Above this minor, occasional loss of control sits the grand pubah of oral malfunctions. Stoney will often be so parched with excited dialogue and excessive smoking that his lips will be covered in a dry white substance that is not the storied mystery cream of another episode. Now i know, everyone’s mouth has been so dried out that they might get a white film in the corner of the mouth, but this is by no exageration a veritable caking of dried saliva that covers the entire lips like cream lipstick. This could be construed as an isolated episode, but i assure ye readers with full confidence in my truth-telling that it is a perenial event.

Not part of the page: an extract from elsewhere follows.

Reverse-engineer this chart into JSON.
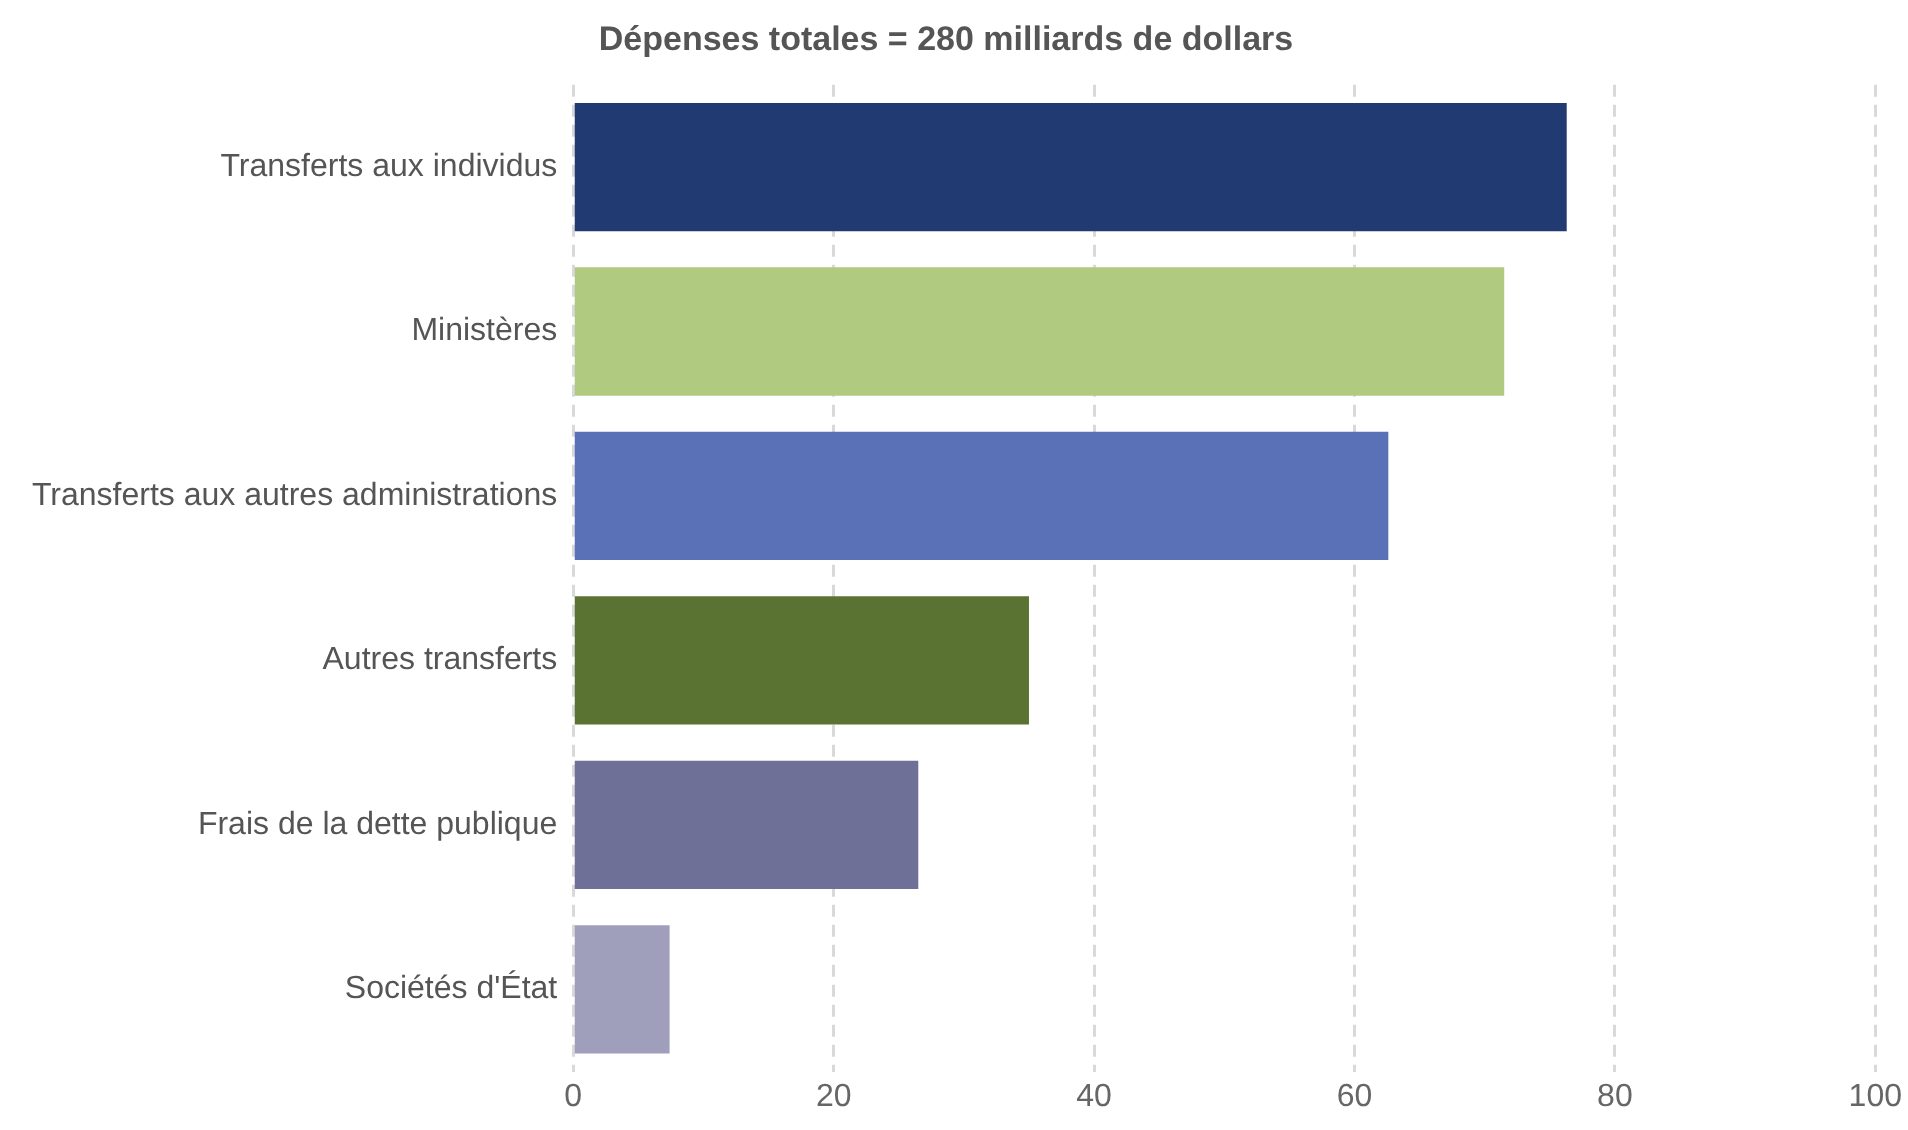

One episode stands out beyond all the rest. Sitting in a frat room with some friends and some fiends, we were extremely overcrowded as many had seen that the people with the weed had showed up. Stoney, Suit, and I being the carriers of the sacred nuggets, and at this point, Stoney emptying his bank account after mine had dried out from the Fall and being the true carrier, we proceeded to smoke weed per usual. Well, the crowded ridiculousness and gayness of the group soon, as it always did, got to us, but none more than stoney. Looking over at stoney i see he had proverbially just taken a bite out of a piece of wedding cake too big for his face. well, as i discreetly let him know, he was already noticing a huge bump on his arm. In my not so discreet way, everyone looked at stoney and hence the bump on his arm. As a room full of questions pummeled stoney his bumps multiplied with every ‘oh, my god’ and ‘what’s wrong with you’. In front of everyone, his hives as we came to understand just kept going until he was forced to leave. Of course, i had the bag cause i was the only one who can roll and suit and I continued to smoke stoney’s bag until we met with him shortly after.
On completing this story, i have realized that it is poorly written and extremely unfunny. I hope though at least the stonies will have a smile at the memory of a suffering white lipped leper.
With that said, i’d like to move on to another topic. If anyone is looking to get paid to do nothing at all, i have two recommendations for you. Temp or substitute teach in northern virginia. it seems that the employers are as worthless as the citizens of this forsaken land. or, maybe i’m just as worthless, but that is besides the point. i have sat at this job all week and have yet to be explained my responsibilites. though i’ve only made 13 dollars an hour, i still have not done any work. that’s about 500 bucks to do jack shit. Stoney can sympathize as we’ve both done nothing and gotten paid. I ask you, our readers, are you as lazy and worthless as us? i know the other stonies are just as worthless, but they’ve prolly been busy. however, i’ve been too busy watching tv on my computer to talk to them.